Getting Around in Barcelona, Spain: Buses, Taxis, and the Metro

Maybe you’re a first time traveler to Spain and you’re thinking, “How am I going to get around Barcelona?” Don’t worry too much about it as there are so many ways to travel around this city. You can walk, which is not only easy, but cost-effective. A big plus for tourists when they arrive to a new city are the hop on/hop off buses. You can see the bus stop below in Plaça de Catalunya and there were actually two bus companies competing for business. That’s always a good sign because you know the prices will be better. You can even buy your tickets at home before ever arriving in Barcelona for about $28 per person for a one-day ticket or $36 for a two-day ticket. This is a great way to experience the city over a greater distance, but at your leisure.

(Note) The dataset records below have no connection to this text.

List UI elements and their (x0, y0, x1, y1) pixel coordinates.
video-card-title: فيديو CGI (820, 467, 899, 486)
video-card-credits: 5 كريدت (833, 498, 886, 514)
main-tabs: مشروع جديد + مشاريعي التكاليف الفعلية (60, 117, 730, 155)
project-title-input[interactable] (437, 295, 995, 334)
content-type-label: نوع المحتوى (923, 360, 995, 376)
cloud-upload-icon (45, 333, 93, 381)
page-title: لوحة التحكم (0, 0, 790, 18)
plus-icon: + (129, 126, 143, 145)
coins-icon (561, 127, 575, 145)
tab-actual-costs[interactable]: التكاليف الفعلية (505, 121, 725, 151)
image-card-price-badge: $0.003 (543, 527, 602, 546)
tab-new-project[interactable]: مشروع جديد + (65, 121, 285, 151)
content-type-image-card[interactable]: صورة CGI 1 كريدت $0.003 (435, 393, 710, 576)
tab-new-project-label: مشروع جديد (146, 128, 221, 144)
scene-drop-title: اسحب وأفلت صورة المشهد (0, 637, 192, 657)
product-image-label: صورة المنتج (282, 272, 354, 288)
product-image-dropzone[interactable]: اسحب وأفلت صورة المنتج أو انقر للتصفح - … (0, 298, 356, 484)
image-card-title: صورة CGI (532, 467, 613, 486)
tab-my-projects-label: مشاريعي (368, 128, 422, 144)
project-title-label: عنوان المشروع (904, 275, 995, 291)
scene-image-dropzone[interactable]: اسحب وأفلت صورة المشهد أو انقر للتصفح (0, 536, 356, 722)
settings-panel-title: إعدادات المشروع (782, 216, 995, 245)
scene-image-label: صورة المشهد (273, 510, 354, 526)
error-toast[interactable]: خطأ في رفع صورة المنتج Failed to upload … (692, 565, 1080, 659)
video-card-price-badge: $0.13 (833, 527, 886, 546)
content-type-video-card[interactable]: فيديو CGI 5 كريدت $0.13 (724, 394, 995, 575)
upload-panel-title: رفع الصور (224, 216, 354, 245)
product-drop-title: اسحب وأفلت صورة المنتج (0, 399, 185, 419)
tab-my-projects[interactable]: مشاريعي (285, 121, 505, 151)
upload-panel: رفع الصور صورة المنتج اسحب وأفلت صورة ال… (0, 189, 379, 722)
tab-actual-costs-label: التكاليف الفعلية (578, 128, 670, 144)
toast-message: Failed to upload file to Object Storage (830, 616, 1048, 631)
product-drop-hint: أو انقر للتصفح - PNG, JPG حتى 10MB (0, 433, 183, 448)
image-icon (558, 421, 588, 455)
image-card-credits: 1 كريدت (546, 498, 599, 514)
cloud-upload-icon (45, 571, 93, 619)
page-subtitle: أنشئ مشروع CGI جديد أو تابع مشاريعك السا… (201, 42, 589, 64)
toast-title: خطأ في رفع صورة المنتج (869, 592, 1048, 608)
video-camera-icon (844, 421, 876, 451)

Another option is by Metro, which is the Barcelona subway system. You can buy a ticket for a one stop trip for 1,45€ or you can purchase a T10 ticket good for 10 trips on zone 1 for 8,25€. If you are an iPhone user, there is a 99 cent app called “Barcelona Subway” or even better, the “MetrOfree app, which also has subway maps for New York, London, Paris, and more than 400 cities worldwide. Load your map on your phone before you leave to help you navigate the city by subway.

If tour buses and the Metro aren’t your style, taxis can be found just about everywhere. You’ll recognize the yellow and black cabs driving everywhere and they price out to about 10€ for about a 15 minute trip. If there is a line of cabs waiting, go to the first cab in the line and don’t cut the line if people are waiting.

My best transportation find in Barcelona is the Aerobus, Barcelona’s Airport Express Bus. The Aerobus is a light blue bus with the word “Aerobus” on its side. We walked to the stop in Plaça Catalunya, which was only a few short blocks from our hotel. Before you board the bus you should know which terminal you are leaving out of, be it A1 or A2. The price to ride the bus is only 5,05€ per person, which was significantly less than a cab to the airport would have been. The rate for the taxi for us would have been about $40 plus $3 for each bag. Payment is by cash only so have that ready when you get to the bus, but be aware that the drivers will not accept notes over 20€, presumably because they can’t change larger bills. When you arrive at the bus stop in Plaça Catalunya, there are usually a couple of buses waiting, but also an employee who will ask which terminal you are going to and they will tell you which bus to board. The buses run about every 5-10 minutes for the A1 terminal and about every 10-20 minutes for the A2 terminal.

What I liked about these buses is that they don’t require you to go up any stairs as the entrance is level with the sidewalk. This is especially helpful if you are lugging a suitcase with you or if you have children, are disabled, or are with anyone needing additional assistance. The bus has a few stops before arriving at the airport, but the ride in total was about 30 minutes. These super clean buses have luggage racks and even a TV monitor with travel information playing throughout the trip. If you are flying in and out of Barcelona, there are automatic vending machines outside the airport at the bus stop that will allow you to purchase your round-trip ticket so consider that while you wait for the bus. I wish we had this system in the US as it was so easy to use!

Don’t be afraid to try out the various modes of transportation in a new city. Do your research beforehand and get ready to explore your new surroundings.